Equal Rights and Justice
Rastafari developed in the 20th century amongst oppressed and poor Jamaicans of African descent. They teach that JAfrica, is where Zion, or paradise, shall be created and is a land that Jah promised to them. Jah is the God that Rastafari worship. They see Jah as being in the form of the Holy Trinity, that is, God being God the Father, God the Son, and the Holy Spirit. Rastafari is not a highly-organized religion; it is a movement and an ideology. By 1997, there were around one million Rastafari faithful worldwide. About 5-10% of Jamaicans identify themselves as Rastafari. Their dreadlocks are linked to a spiritual journey. It is taught that patience is the key to growing locks, a journey of the mind, soul and spirituality.

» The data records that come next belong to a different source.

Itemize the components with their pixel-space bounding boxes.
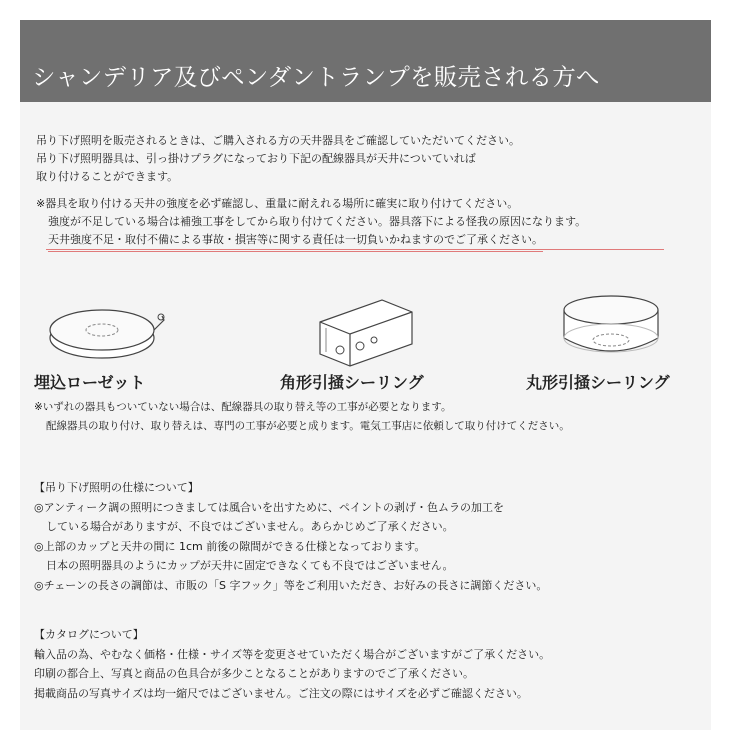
warning-line: 強度が不足している場合は補強工事をしてから取り付けてください。器具落下による怪我の原因になります。 <box>48 215 587 228</box>
spec-section <box>34 478 547 595</box>
spec-line: ◎アンティーク調の照明につきましては風合いを出すために、ペイントの剥げ・色ムラの加工を <box>34 500 505 514</box>
intro-line: 取り付けることができます。 <box>36 170 179 183</box>
fixture-note-line: ※いずれの器具もついていない場合は、配線器具の取り替え等の工事が必要となります。 <box>34 401 452 413</box>
fixture-note-line: 配線器具の取り付け、取り替えは、専門の工事が必要と成ります。電気工事店に依頼して取り付けてください。 <box>46 420 570 432</box>
catalog-section <box>34 625 550 703</box>
header-banner <box>20 20 711 102</box>
round-ceiling-hook-icon <box>556 282 666 372</box>
liability-disclaimer: 天井強度不足・取付不備による事故・損害等に関する責任は一切負いかねますのでご了承ください。 <box>48 231 543 252</box>
warning-section <box>36 195 586 252</box>
catalog-line: 輸入品の為、やむなく価格・仕様・サイズ等を変更させていただく場合がございますがご了承ください。 <box>34 647 551 661</box>
intro-section <box>36 132 520 186</box>
section-heading: 【カタログについて】 <box>34 628 144 641</box>
fixture-label: 埋込ローゼット <box>34 373 146 392</box>
fixture-note <box>34 398 570 436</box>
warning-line: ※器具を取り付ける天井の強度を必ず確認し、重量に耐えれる場所に確実に取り付けてください。 <box>36 197 519 210</box>
fixture-label: 角形引掻シーリング <box>280 373 424 392</box>
square-ceiling-hook-icon <box>312 292 422 372</box>
section-heading: 【吊り下げ照明の仕様について】 <box>34 481 199 494</box>
spec-line: ◎上部のカップと天井の間に 1cm 前後の隙間ができる仕様となっております。 <box>34 539 426 553</box>
fixture-label: 丸形引掻シーリング <box>526 373 670 392</box>
notice-panel <box>20 20 711 730</box>
embedded-rosette-icon <box>44 290 174 370</box>
catalog-line: 掲載商品の写真サイズは均一縮尺ではございません。ご注文の際にはサイズを必ずご確認ください。 <box>34 686 528 700</box>
spec-line: 日本の照明器具のようにカップが天井に固定できなくても不良ではございません。 <box>46 559 454 572</box>
intro-line: 吊り下げ照明を販売されるときは、ご購入される方の天井器具をご確認していただいてください。 <box>36 134 520 147</box>
page-title: シャンデリア及びペンダントランプを販売される方へ <box>32 63 600 91</box>
red-underline-rule <box>46 249 664 250</box>
spec-line: している場合がありますが、不良ではございません。あらかじめご了承ください。 <box>46 520 454 533</box>
catalog-line: 印刷の都合上、写真と商品の色具合が多少ことなることがありますのでご了承ください。 <box>34 667 474 680</box>
intro-line: 吊り下げ照明器具は、引っ掛けプラグになっており下記の配線器具が天井についていれば <box>36 152 476 165</box>
spec-line: ◎チェーンの長さの調節は、市販の「S 字フック」等をご利用いただき、お好みの長さに調節ください。 <box>34 578 548 592</box>
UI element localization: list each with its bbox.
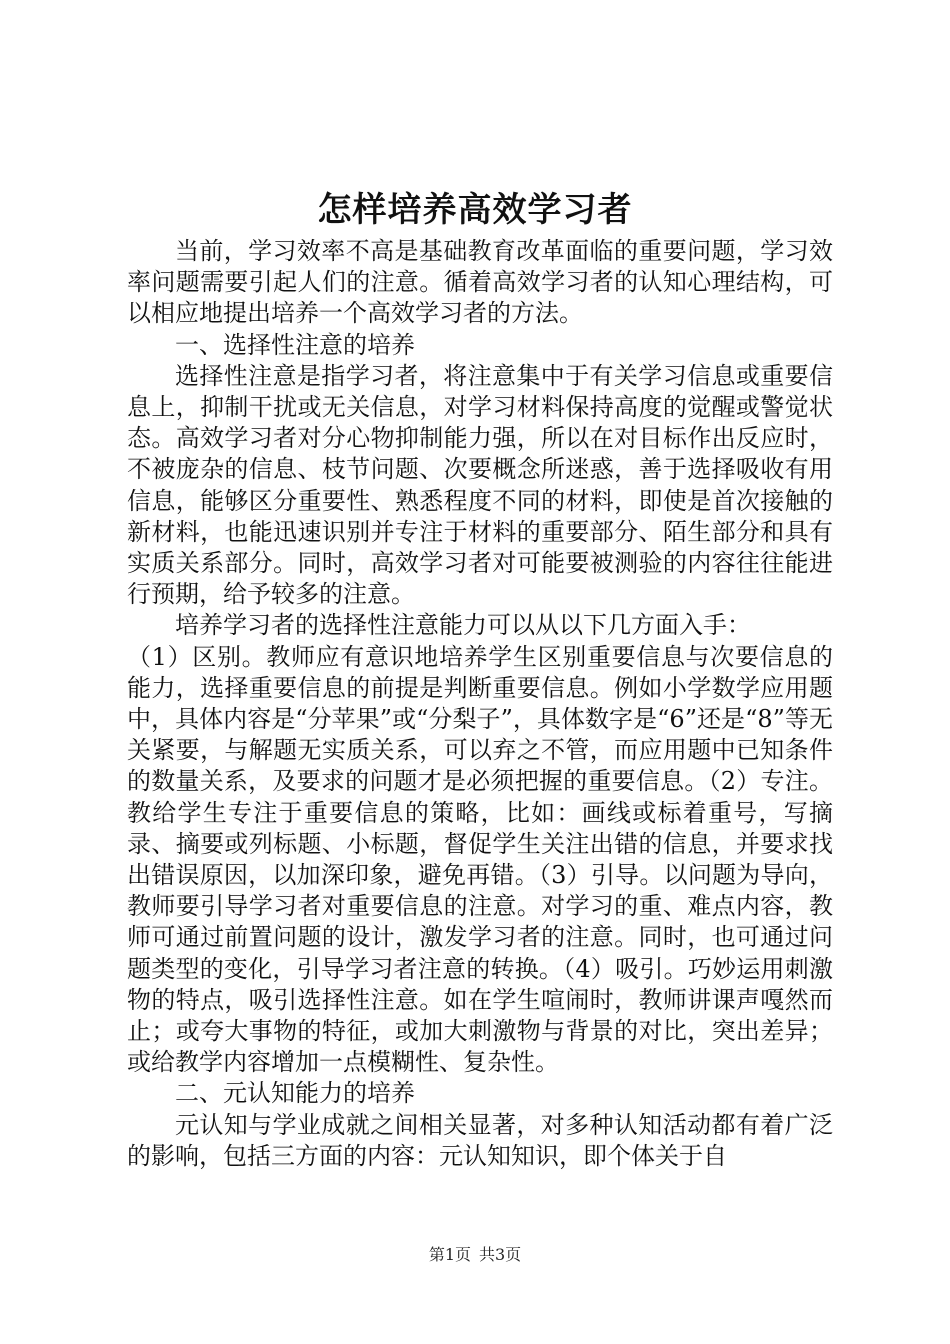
section-heading-1: 一、选择性注意的培养 [175, 330, 415, 359]
selective-attention-paragraph: 选择性注意是指学习者，将注意集中于有关学习信息或重要信息上，抑制干扰或无关信息，对学习材料保持高度的觉醒或警觉状态。高效学习者对分心物抑制能力强，所以在对目标作出反应时，不被庞杂的信息、枝节问题、次要概念所迷惑，善于选择吸收有用信息，能够区分重要性、熟悉程度不同的材料，即使是首次接触的新材料，也能迅速识别并专注于材料的重要部分、陌生部分和具有实质关系部分。同时，高效学习者对可能要被测验的内容往往能进行预期，给予较多的注意。 [127, 361, 833, 609]
document-body [127, 236, 833, 1172]
document-title: 怎样培养高效学习者 [317, 190, 633, 230]
section-heading-2: 二、元认知能力的培养 [175, 1079, 415, 1108]
metacognition-paragraph: 元认知与学业成就之间相关显著，对多种认知活动都有着广泛的影响，包括三方面的内容：元认知知识，即个体关于自 [127, 1110, 833, 1170]
methods-list-paragraph: （1）区别。教师应有意识地培养学生区别重要信息与次要信息的能力，选择重要信息的前提是判断重要信息。例如小学数学应用题中，具体内容是“分苹果”或“分梨子”，具体数字是“6”还是“8”等无关紧要，与解题无实质关系，可以弃之不管，而应用题中已知条件的数量关系，及要求的问题才是必须把握的重要信息。（2）专注。教给学生专注于重要信息的策略，比如：画线或标着重号，写摘录、摘要或列标题、小标题，督促学生关注出错的信息，并要求找出错误原因，以加深印象，避免再错。（3）引导。以问题为导向，教师要引导学习者对重要信息的注意。对学习的重、难点内容，教师可通过前置问题的设计，激发学习者的注意。同时，也可通过问题类型的变化，引导学习者注意的转换。（4）吸引。巧妙运用刺激物的特点，吸引选择性注意。如在学生喧闹时，教师讲课声嘎然而止；或夸大事物的特征，或加大刺激物与背景的对比，突出差异；或给教学内容增加一点模糊性、复杂性。 [127, 642, 833, 1077]
methods-lead-paragraph: 培养学习者的选择性注意能力可以从以下几方面入手： [175, 611, 751, 640]
page-total: 共3页 [479, 1245, 522, 1264]
page-number: 第1页 [428, 1245, 471, 1264]
page-footer [0, 1244, 950, 1266]
intro-paragraph: 当前，学习效率不高是基础教育改革面临的重要问题，学习效率问题需要引起人们的注意。循着高效学习者的认知心理结构，可以相应地提出培养一个高效学习者的方法。 [127, 237, 833, 328]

Emperor Haile Selassie I, “Jah Rastafari”.was crowned “King of Kings, Elect of God, and Conquering Lion of the Tribe of Judah” in Addis Ababa on November 2, 1930. The lion is a symbol of Haile Selassie. Jesus Christ is described as “the lion of Judah” in the Bible, and for this reason, he is seen as the reincarnation of Jesus. He visited Jamaica April 21, 1966 Grounation Day and for Rastafari,remains their God and their King.
National Flag of Jamaica “The Conquering Lion of Judah”
“On the question of racial discrimination, the Addis Ababa Conference taught, to those who will learn, this further lesson: that until the philosophy which holds one race superior and another inferior is finally and permanently discredited and abandoned; that until there are no longer first class and second class citizens of any nation; that until the color of a man’s skin is of no more significance than the color of his eyes; that until the basic human rights are equally guaranteed to all without regard to race; that until that day, the dream of lasting peace and world citizenship and the rule of international morality will remain but a fleeting illusion, to be pursued but never attained. And…until bigotry and prejudice and malicious and inhuman self-interest have been replaced by understanding and tolerance and good-will; until all Africans stand and speak as free beings, equal in the eyes of all men, as they are in the eyes of Heaven; until that day, the African continent will not know peace.”